No wonder Riley has trouble summoning her joy, especially facing a new school. Sadness (the wonderful Phyllis Smith, from The Office), blue-skinned and bound up in a tight turtleneck sweater, keeps touching and thus sullying all the old good memories; soon, Anger (Lewis Black) moves into the driver’s seat, with Fear (Bill Hader) hovering near by and Disgust (Mindy Kahling) snarking from the other side. Riley plunges into a depression and the movie becomes a race against time as her good memories crumble and misery closes in. In the Pixar vision of depression, Joy and Riley’s imaginary friend from her earliest years, Bing Bong (Richard Kind) are reduced to tiny pinpoints, bright lights in sea of coal-colored thoughts and memories. They have to literally climb over the misery to get out.

The brain itself has components that look like a giant gumball machine. Riley’s various islands of personality (friends, family, hockey) could be the kind of alien outpost where Han Solo has drinks. There is an abyss, naturally, but overall this is a place of little order and great mystery, which you might not expect from Pixar, given its propensity for explaining away say, the sources of scary dreams (Monsters, Inc.). To be lost in its bowels is terrifying even for perky Joy. One of the movie’s best gags is the snoring, red-nosed hulk hidden away in the subconscious. To see the complexity of the human brain laid out in animation, right down to arching pathways of light that look a lot like synapses, is mind-blowing in the same way Fantasia is mind-blowing.

But what makes the movie so rich and enlightening, even for an adult well acquainted with their own blue periods, is the depiction of emotions not as at war with each other but rather in a constant juggling act to keep their human going. Riley’s mother and father, voiced by Diane Lane and Kyle MacLachlan, have their own five-character emotion parade. It is true that Riley’s Disgust eggs on Anger, and that Joy, a bossy hedonist, would rather Sadness stay within the chalk circle she draws for her. But the emotions are all in this together, in support of Riley. One of Inside Out’s great triumphs is Joy’s dawning realization about the need for balance and the gifts that unmasked Sadness can bring, including the support of one’s loved ones.

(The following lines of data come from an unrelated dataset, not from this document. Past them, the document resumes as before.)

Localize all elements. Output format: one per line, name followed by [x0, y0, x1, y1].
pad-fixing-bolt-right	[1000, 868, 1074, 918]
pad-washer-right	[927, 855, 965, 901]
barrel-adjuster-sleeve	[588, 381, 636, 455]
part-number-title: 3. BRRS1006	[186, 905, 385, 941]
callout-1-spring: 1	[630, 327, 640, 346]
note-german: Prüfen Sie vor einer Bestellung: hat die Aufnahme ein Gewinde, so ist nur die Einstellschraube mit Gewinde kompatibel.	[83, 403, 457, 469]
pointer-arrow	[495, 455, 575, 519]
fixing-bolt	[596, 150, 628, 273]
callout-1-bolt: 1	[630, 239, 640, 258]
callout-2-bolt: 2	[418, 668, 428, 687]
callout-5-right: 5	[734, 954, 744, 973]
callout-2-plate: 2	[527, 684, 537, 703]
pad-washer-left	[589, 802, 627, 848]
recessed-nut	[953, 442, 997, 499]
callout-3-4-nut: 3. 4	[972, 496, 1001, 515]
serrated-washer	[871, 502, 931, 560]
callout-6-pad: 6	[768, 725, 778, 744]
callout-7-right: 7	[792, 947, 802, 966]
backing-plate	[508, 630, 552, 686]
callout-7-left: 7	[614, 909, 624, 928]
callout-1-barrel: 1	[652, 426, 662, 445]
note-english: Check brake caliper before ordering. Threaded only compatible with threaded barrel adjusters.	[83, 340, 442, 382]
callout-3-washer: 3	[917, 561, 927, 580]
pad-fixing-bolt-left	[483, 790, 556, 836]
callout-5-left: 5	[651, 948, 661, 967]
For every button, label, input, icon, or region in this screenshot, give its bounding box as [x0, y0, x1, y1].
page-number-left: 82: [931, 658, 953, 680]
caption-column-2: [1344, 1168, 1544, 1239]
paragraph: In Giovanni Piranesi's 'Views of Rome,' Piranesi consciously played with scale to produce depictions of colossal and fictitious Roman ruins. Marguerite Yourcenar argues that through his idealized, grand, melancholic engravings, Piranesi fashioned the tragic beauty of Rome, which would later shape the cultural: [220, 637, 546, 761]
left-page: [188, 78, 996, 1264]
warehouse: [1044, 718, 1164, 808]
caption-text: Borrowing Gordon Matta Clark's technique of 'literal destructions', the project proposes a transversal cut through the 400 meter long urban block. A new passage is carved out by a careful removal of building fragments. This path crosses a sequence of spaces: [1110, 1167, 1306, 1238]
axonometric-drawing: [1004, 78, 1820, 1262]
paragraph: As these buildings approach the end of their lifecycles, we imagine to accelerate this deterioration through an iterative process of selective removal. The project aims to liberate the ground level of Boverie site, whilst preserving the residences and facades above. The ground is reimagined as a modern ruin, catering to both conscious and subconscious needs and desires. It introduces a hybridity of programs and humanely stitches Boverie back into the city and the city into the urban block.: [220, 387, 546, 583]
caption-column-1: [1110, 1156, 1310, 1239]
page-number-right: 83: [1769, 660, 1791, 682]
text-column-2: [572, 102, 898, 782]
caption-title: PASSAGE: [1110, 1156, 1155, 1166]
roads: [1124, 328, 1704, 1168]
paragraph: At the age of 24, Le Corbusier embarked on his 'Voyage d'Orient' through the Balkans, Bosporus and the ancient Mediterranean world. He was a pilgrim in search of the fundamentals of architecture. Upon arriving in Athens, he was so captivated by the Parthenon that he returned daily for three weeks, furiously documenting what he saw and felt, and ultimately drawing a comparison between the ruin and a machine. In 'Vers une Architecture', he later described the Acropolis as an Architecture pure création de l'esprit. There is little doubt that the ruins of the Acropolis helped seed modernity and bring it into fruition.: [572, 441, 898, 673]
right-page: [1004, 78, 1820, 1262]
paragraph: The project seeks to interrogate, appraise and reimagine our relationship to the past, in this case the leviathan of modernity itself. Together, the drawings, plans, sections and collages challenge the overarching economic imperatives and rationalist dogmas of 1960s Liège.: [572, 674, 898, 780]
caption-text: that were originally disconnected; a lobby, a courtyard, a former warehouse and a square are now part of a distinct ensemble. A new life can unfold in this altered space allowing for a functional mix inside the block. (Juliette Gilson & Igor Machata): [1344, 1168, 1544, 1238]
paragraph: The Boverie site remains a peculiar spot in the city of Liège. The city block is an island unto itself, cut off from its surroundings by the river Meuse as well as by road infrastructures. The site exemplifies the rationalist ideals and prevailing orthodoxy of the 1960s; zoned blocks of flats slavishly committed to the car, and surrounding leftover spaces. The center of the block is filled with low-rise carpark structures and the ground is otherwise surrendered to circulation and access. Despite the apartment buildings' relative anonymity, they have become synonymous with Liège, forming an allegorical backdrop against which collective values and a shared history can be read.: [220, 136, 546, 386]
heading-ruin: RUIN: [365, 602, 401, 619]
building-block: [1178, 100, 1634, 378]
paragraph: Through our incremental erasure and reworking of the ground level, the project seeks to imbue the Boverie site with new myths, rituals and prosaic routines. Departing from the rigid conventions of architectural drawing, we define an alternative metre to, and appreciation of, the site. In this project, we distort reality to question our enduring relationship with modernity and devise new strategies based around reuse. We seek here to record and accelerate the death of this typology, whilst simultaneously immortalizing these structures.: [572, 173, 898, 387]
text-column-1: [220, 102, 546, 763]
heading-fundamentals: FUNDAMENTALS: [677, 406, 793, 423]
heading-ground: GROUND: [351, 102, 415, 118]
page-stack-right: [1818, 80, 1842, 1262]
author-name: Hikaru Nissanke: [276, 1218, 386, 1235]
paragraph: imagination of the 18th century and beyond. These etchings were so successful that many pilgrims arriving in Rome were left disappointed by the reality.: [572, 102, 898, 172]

Sadness is of course, particularly well suited to movie theaters, which are great places to cry. (As Joy urges Sadness to get out of her funk, she keeps reminding her of “that funny movie where the dog died”). Which brings me to a sidenote: For four years I shared a movie beat with TIME’s legendary critic Richard Corliss, who died in April. Richard could be territorial. A Pixar movie was a bone he never wanted to give up (unless, well…Cars 2). For me Inside Out was tinged with sadness that he is no longer here to see it. What would he have loved best? The sly joke that Anger is the designated newspaper reader in the group? (Choice headline: “Replaced! No Friends for Riley!”) Or the way Riley’s memory service team clears out all her piano lessons except for “Chopsticks” and “Heart and Soul?” Or perhaps the wistful lyrical pas de deux when Joy dances to one of Riley’s favorite memories of skating on a frozen Minnesota lake? Yes, to all of them, the sorrow and the joy.